Our LiDAR project is led by ARI board member Dr. George Cole.  Many of the early archeological resources in the Big Bend of Florida date from when water levels were much lower and they lie in the numerous sinkholes and freshwater springs along the drowned river channels now located in the shallow margins of the Gulf of Mexico. The precise locations and characteristics of these offshore features are poorly defined. At best, those waters have been mapped using widely-spaced sounding lines. Further, the relatively shallow depths of this area restrict the use of multi-beam fathometers and other conventional means of hydrographic surveying used to better defining the bathymetric features of the area.  Fortunately, tests of airborne LiDAR systems using green lasers by an ARI Board member have indicated a capability for precise, high resolution mapping of underwater features. We submitted application for a $40,000 grant from the National Park Service allow mapping of the underwater area offshore of the Aucilla and Wacissa Rivers. The resulting maps will provide a precise guide to investigations of the rich archeological resources in that area.

A project underway in ARI’s lab, in partnership with Florida State University (FSU) and using 3D scanning equipment on loan from MercyHurst University of Pennsylvania will catalog a local collection of Pre-Clovis artifacts. Included in this project will be interviewing the collector and filming the collection by a candidate for a Cultural Anthropology degree at FSU.

Much of the Aucilla area collections will be scanned by Herbert Maschner who received a multi-million dollar grant to scan the world’s most important collections, including The Fortifications of La Mancha Spain, Greek Syracuse in Sicily, The Hall of Evolution in Paris and the entire Saurid collection in the Naturkunde in Berlin.  ARI is proud to have a small part in this project.

ARI is active on the public relations front as well. We have two planned events for 2015. First, we will lead a day-long event in February including Senator Bill Montford, Representative Halsey Beshears, Florida Secretary of State Ken Detzner and John Ladson. We will start at the Gerry Building with a presentation regarding ARI’s 25 year plan and 3D scanning lab. The second half of the day will include a hike of the Aucilla Sinks and a visit to the famed Page-Ladson site. Second, our board president, Dr. Glen Doran will make a major presentation regarding ARI, its mission and its progress to the second First Floridians First Americans conference in Monticello during the first week of October 2015.

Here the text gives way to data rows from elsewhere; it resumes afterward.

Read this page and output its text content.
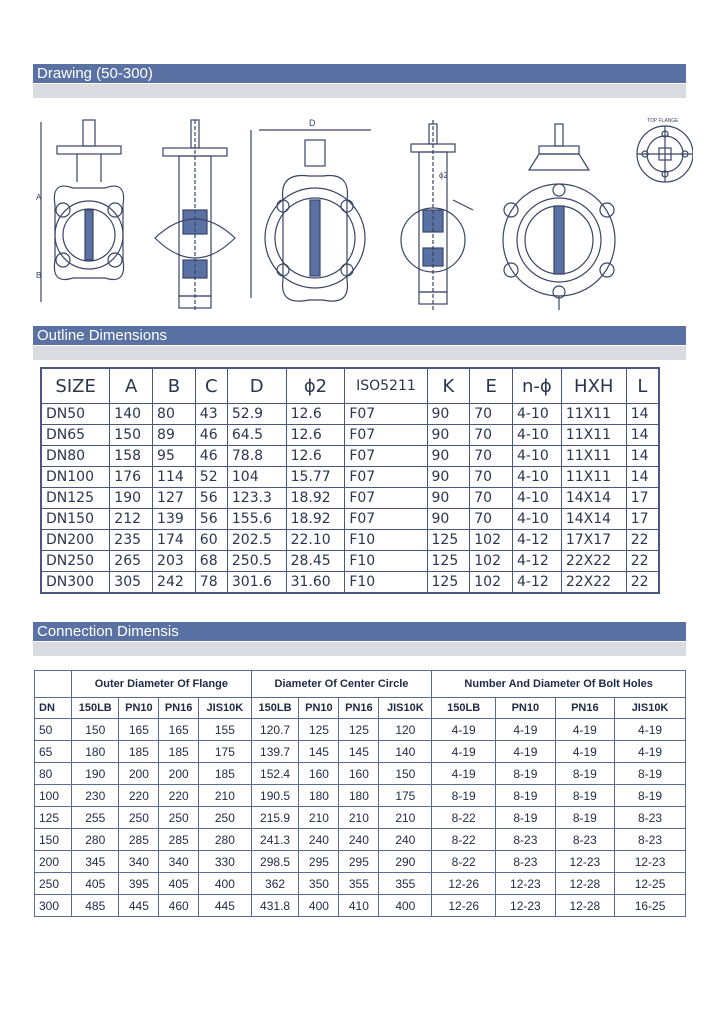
Drawing (50-300)
A
B
D
ϕ2
TOP FLANGE
Outline Dimensions
SIZE	A	B	C	D	ϕ2	ISO5211	K	E	n-ϕ	HXH	L
DN50	140	80	43	52.9	12.6	F07	90	70	4-10	11X11	14
DN65	150	89	46	64.5	12.6	F07	90	70	4-10	11X11	14
DN80	158	95	46	78.8	12.6	F07	90	70	4-10	11X11	14
DN100	176	114	52	104	15.77	F07	90	70	4-10	11X11	14
DN125	190	127	56	123.3	18.92	F07	90	70	4-10	14X14	17
DN150	212	139	56	155.6	18.92	F07	90	70	4-10	14X14	17
DN200	235	174	60	202.5	22.10	F10	125	102	4-12	17X17	22
DN250	265	203	68	250.5	28.45	F10	125	102	4-12	22X22	22
DN300	305	242	78	301.6	31.60	F10	125	102	4-12	22X22	22
Connection Dimensis
	Outer Diameter Of Flange				Diameter Of Center Circle				Number And Diameter Of Bolt Holes			
DN	150LB	PN10	PN16	JIS10K	150LB	PN10	PN16	JIS10K	150LB	PN10	PN16	JIS10K
50	150	165	165	155	120.7	125	125	120	4-19	4-19	4-19	4-19
65	180	185	185	175	139.7	145	145	140	4-19	4-19	4-19	4-19
80	190	200	200	185	152.4	160	160	150	4-19	8-19	8-19	8-19
100	230	220	220	210	190.5	180	180	175	8-19	8-19	8-19	8-19
125	255	250	250	250	215.9	210	210	210	8-22	8-19	8-19	8-23
150	280	285	285	280	241.3	240	240	240	8-22	8-23	8-23	8-23
200	345	340	340	330	298.5	295	295	290	8-22	8-23	12-23	12-23
250	405	395	405	400	362	350	355	355	12-26	12-23	12-28	12-25
300	485	445	460	445	431.8	400	410	400	12-26	12-23	12-28	16-25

In summary, ARI made outstanding progress in 2014, but we will have to do better in the coming year. As can be seen from this review, ARI is at a place where our opportunities are out-distancing our resources; therein lays our challenge for 2015.  Looking forward it is clear that ARI must focus on and pursue funding activities that are specific and will move our twenty-five year plan forward.  In short, we must acquire a piece of suitable property in 2015.  We must find the money to build a storage and maintenance facility on that property. We must establish relationships that can and will help us establish an adequate operating budget.

We are on target for duplicating the progress of 2014 and looking forward to meeting the challenges.